Jacob looked at me hard. I’d pretty much nailed everything except the obvious. My voice got pretty creepy when I was straining to keep quiet enough that the officers on the other side of the pressboard door didn’t hear me. “So we just moved in together an
d you’re already sneaking out to fuck Crash? I thought you were the one who broke it off with him because he couldn’t keep it in his pants.”
“I’m not sleeping with him. I needed to talk. That’s all.” I stared at Jacob. He stared back. And Lisa and Carolyn wanted to be anywhere else so bad that it was palpable, and me not even an empath. “Carolyn?” I prompted.
“True,” she said. “And Jacob, this is entirely inappropriate.”
“What,” I said to Jacob, “you can’t talk to me?”
“Of course I can. It’s not about you, Vic.”
“It’s not you, it’s me? That’s what you say when you wanna cut someone loose.” Jacob grabbed me by the front of my overcoat. “I just bought a house with you. I’m not going anywhere.”
Damn, it felt hot being pulled against him like that, and I hated that I thought that. Of all places. Not now, I told myself. Not now.

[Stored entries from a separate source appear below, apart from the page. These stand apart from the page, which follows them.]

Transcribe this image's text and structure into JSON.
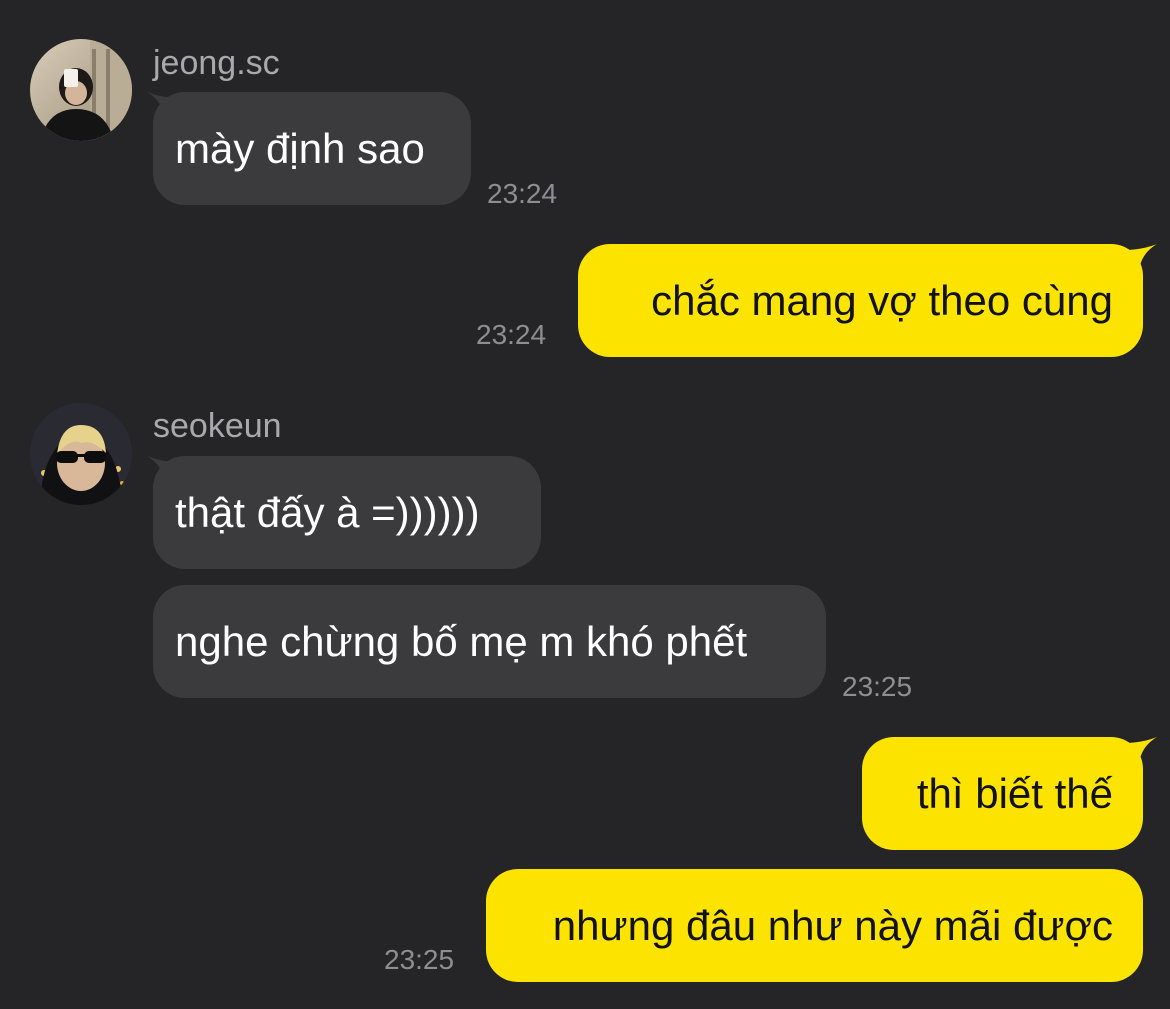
{
  "colors": {
    "background": "#252527",
    "incoming_bubble": "#3b3b3e",
    "outgoing_bubble": "#fde400",
    "timestamp": "#8e8e92",
    "sender_name": "#a9a9ad"
  },
  "messages": {
    "group1": {
      "sender": "jeong.sc",
      "avatar_icon": "avatar-photo-icon",
      "bubble1": "mày định sao",
      "time": "23:24"
    },
    "out1": {
      "bubble1": "chắc mang vợ theo cùng",
      "time": "23:24"
    },
    "group2": {
      "sender": "seokeun",
      "avatar_icon": "avatar-photo-icon",
      "bubble1": "thật đấy à =))))))",
      "bubble2": "nghe chừng bố mẹ m khó phết",
      "time": "23:25"
    },
    "out2": {
      "bubble1": "thì biết thế",
      "bubble2": "nhưng đâu như này mãi được",
      "time": "23:25"
    }
  }
}
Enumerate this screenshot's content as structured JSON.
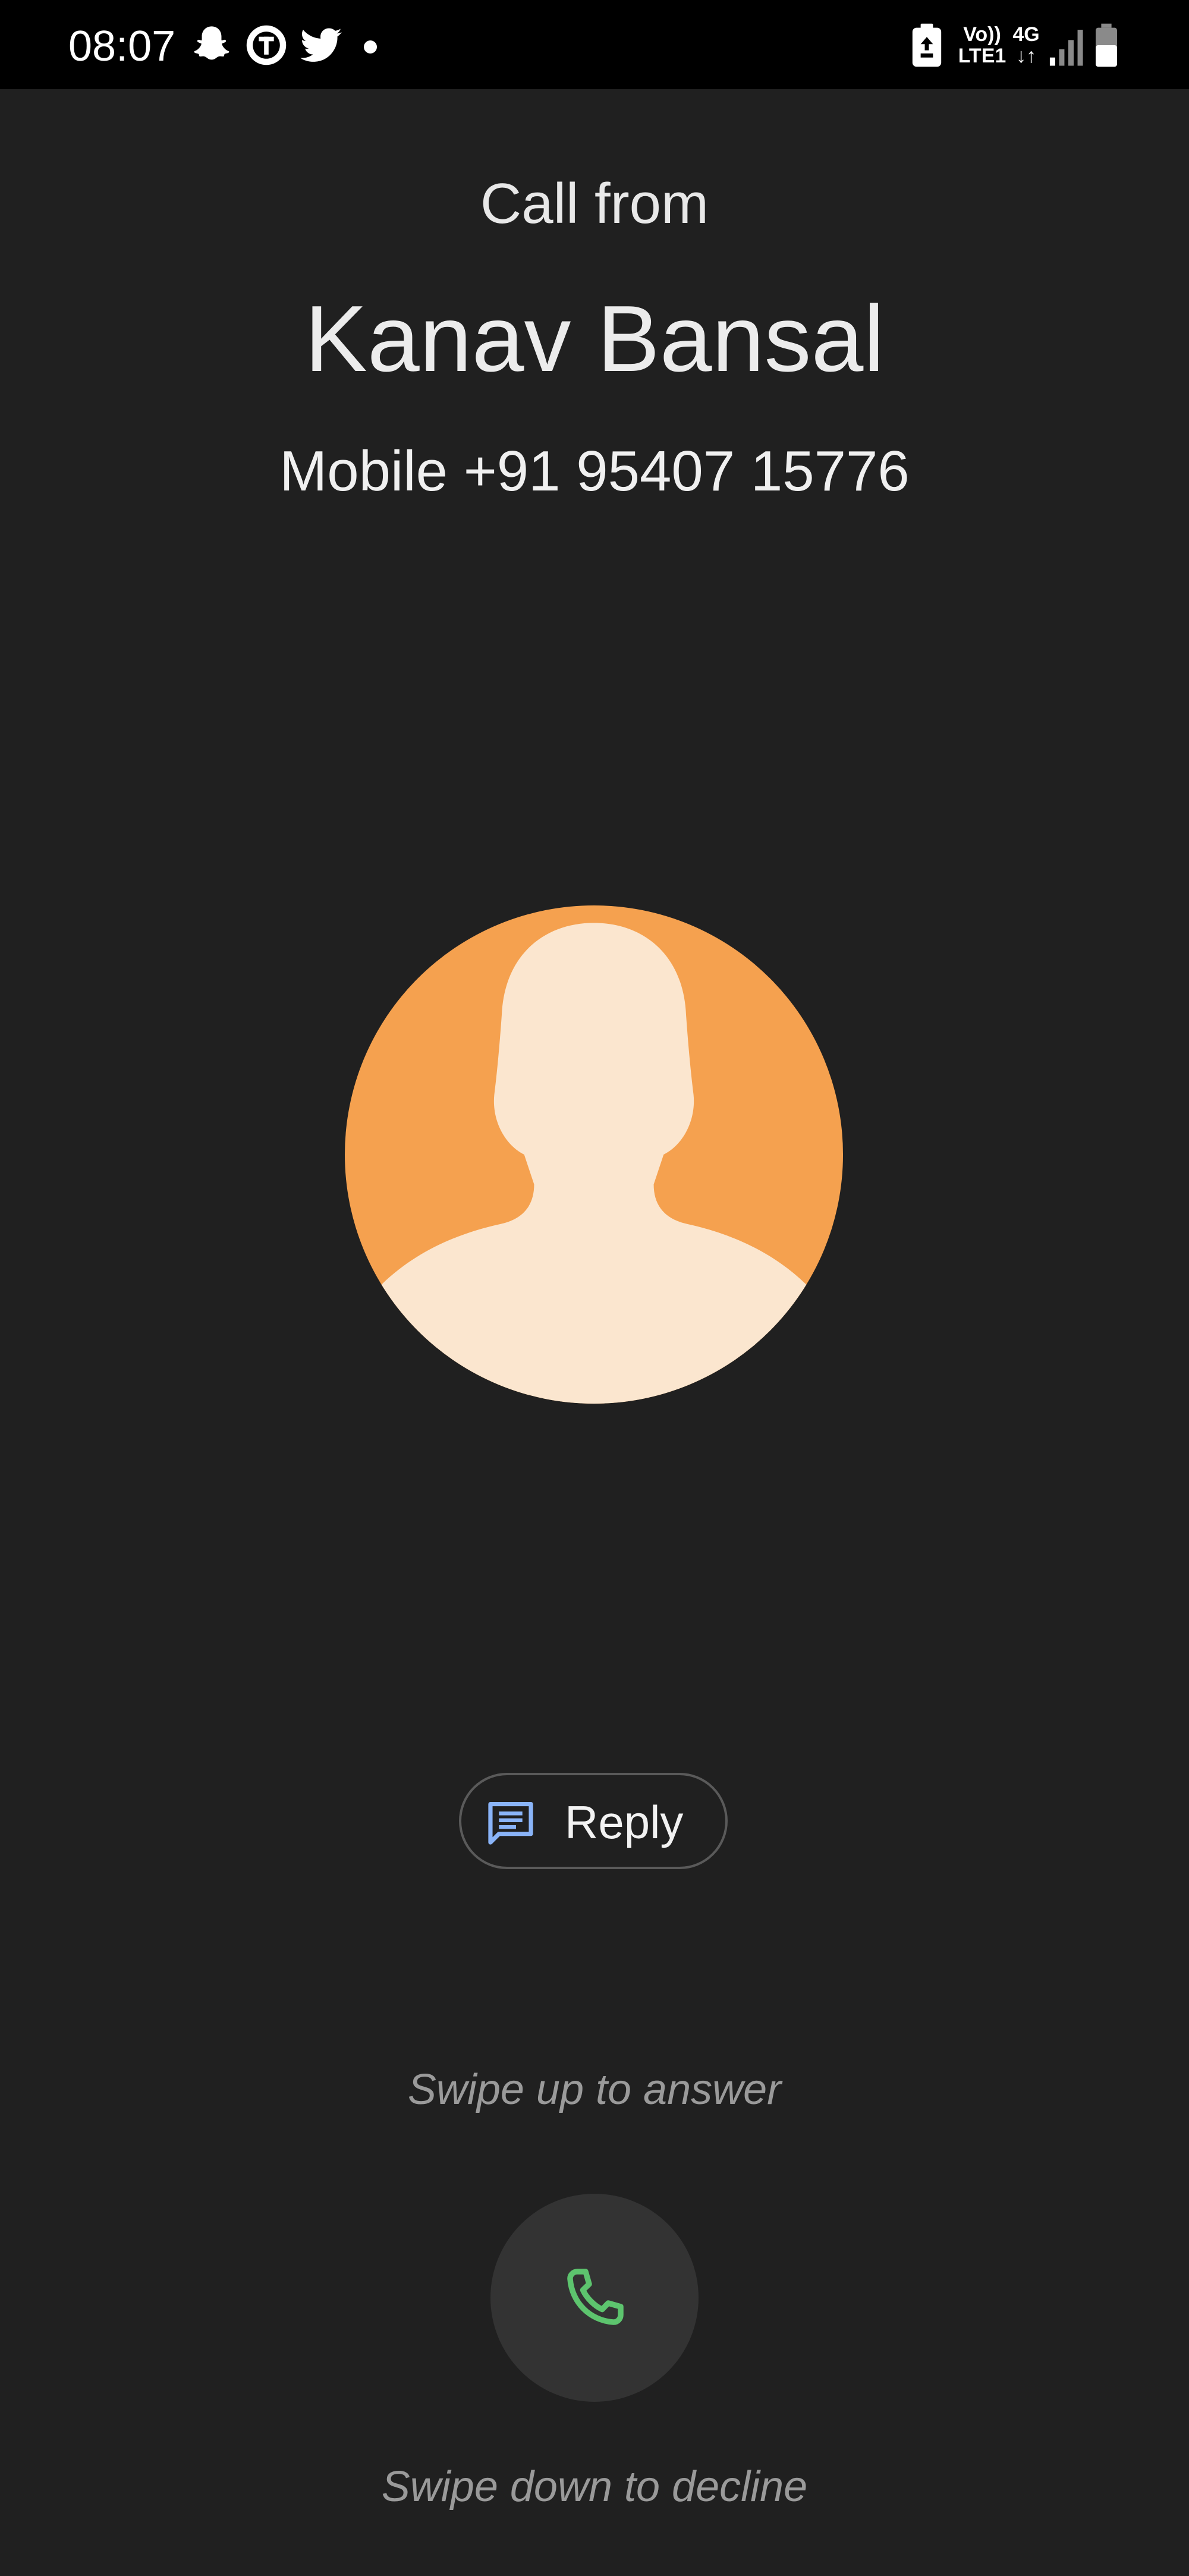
{
  "status_bar": {
    "time": "08:07",
    "left_icons": [
      "snapchat-icon",
      "teachmint-icon",
      "twitter-icon",
      "notification-dot"
    ],
    "right_icons": [
      "battery-saver-icon",
      "volte-lte-icon",
      "network-4g-icon",
      "signal-icon",
      "battery-icon"
    ],
    "volte_line1": "Vo))",
    "volte_line2": "LTE1",
    "network_type": "4G",
    "network_arrows": "↓↑"
  },
  "call": {
    "label": "Call from",
    "caller_name": "Kanav Bansal",
    "caller_number": "Mobile +91 95407 15776"
  },
  "avatar": {
    "background_color": "#F5A14F",
    "silhouette_color": "#FBE6CF"
  },
  "reply": {
    "label": "Reply",
    "icon": "message-icon",
    "icon_color": "#8AB4F8"
  },
  "hints": {
    "swipe_up": "Swipe up to answer",
    "swipe_down": "Swipe down to decline"
  },
  "answer": {
    "icon": "phone-icon",
    "icon_color": "#5DC46E"
  },
  "colors": {
    "background": "#202020",
    "status_bar": "#000000",
    "handle": "#333333"
  }
}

“I go and talk to Crash because he’s an empath. That’s all.” I imagined Crash with his hand to his belly, feeling things as other people spoke, but it was difficult to stop there. I’d seen the video. I knew that underneath that hand, underneath that shirt, there was a flat, muscled stomach covered with tattoos—the word Mattie, some scrollwork that peeked out from the top of his boxers—and as I visualized that, it was easy enough to imagine how that stomach would feel rippling beneath my fingertips as we moved together. Damn it. Maybe I was the one who needed to worry about cheating, not Jacob.
Still. “You lied to me.”
“I know. It was wrong. But after I’d gone through my whole day with Crash, I just couldn’t go over it again. If I told you that I’d gone to talk to him, you’d want to know why. Then you’d want to know about the case. You’re a cop, of course you’d want to know. And talking about it once was all I could stand.”
Jacob worked the front of my coat as he spoke, and his face was close to mine, his voice low and hypnotic. I would have been putty in his hands if Lisa and Carolyn weren’t there.
But cops outside the door? They actually made the whole thing a little bit hotter. Getting off without either of them knowing—that would be the challenge.